Municipal corruption scandals began making Sweden's news in April; in September the far right Swedish Democrats (SD) - where prior to 2001, swastikas and Nazi uniforms could be seen at their meetings - were elected to Parliament; in October, police announced that an unknown gunman had been randomly gunning down immigrants in Southern Sweden's SD stronghold of Malmö; and, on 11 December Sweden had its first ever suicide bombing, the attacker being an immigrant who grew up in the small Southern Swedish town of Tranås.

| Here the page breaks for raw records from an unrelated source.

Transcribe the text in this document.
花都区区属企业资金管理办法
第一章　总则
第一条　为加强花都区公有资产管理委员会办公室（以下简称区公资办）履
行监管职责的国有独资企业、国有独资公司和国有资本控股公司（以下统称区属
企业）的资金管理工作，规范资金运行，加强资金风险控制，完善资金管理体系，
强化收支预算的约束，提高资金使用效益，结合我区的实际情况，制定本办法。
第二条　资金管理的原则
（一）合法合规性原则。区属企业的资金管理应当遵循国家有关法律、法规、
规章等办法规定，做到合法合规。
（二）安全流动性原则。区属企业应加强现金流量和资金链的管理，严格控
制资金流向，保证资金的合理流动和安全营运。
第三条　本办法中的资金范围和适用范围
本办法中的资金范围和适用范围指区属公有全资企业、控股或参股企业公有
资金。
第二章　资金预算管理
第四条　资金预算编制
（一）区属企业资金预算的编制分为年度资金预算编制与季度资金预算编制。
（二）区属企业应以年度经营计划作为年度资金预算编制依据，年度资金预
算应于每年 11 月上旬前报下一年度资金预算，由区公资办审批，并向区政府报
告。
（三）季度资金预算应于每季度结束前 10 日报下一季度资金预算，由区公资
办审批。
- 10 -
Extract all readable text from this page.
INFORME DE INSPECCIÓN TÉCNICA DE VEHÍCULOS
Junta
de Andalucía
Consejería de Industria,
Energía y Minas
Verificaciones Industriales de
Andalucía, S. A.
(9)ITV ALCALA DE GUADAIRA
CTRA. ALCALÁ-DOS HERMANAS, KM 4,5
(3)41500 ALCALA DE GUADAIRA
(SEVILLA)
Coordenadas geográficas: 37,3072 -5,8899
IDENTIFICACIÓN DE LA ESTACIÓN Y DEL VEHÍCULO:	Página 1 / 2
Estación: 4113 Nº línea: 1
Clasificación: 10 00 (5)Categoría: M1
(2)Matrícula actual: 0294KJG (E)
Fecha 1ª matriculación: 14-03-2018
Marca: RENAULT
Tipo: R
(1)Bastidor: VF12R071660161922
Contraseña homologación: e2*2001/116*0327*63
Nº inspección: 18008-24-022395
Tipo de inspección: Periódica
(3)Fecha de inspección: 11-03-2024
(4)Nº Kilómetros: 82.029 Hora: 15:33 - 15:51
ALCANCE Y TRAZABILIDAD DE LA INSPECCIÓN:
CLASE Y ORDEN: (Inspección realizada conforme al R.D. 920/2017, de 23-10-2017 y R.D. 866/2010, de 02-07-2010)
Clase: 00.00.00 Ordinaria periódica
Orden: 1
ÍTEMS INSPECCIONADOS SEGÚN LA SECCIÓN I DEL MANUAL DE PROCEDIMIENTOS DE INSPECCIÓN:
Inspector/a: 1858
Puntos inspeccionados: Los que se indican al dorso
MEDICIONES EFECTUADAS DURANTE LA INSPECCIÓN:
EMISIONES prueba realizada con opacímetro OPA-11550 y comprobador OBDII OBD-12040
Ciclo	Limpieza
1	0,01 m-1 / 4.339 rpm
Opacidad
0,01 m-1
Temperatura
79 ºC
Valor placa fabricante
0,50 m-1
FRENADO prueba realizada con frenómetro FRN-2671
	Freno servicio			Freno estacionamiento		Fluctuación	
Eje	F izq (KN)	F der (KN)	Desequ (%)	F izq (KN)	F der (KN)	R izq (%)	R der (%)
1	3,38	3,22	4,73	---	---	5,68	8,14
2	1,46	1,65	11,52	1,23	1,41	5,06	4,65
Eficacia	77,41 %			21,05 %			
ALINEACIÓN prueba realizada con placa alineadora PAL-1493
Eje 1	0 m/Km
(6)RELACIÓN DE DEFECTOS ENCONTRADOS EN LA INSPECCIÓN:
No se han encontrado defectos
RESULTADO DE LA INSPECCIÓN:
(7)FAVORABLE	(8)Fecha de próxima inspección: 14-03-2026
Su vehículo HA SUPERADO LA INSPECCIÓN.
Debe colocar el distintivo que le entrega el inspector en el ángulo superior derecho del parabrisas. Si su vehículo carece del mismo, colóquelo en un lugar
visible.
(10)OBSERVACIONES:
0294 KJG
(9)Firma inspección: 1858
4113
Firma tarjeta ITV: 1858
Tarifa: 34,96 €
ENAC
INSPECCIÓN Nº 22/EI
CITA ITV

Sweden's post-blast air thick with tension
By Ritt Goldstein
DALARNA, Sweden - Sweden's first suicide bombing killed no one but the bomber himself, yet the two explosions in downtown Stockholm have ripped through already injured harmony in Swedish society and fractured the country's sense of itself.
The blasts, occurring a short walk from each other and minutes away from where the Nobel Prizes had been awarded, were termed the work of a "terrorist" within a few hours of going off on Saturday. The Swedish Security Police (Sapo) stepped in to take over the investigation the next morning.
"He wasn't known to us prior to this," said Sapo communications officer Tina Israelsson, referring to Taimour Abdulwahab al-Abdaly, a 28-year-old "Middle-Eastern immigrant" who had emigrated to Sweden in 1992.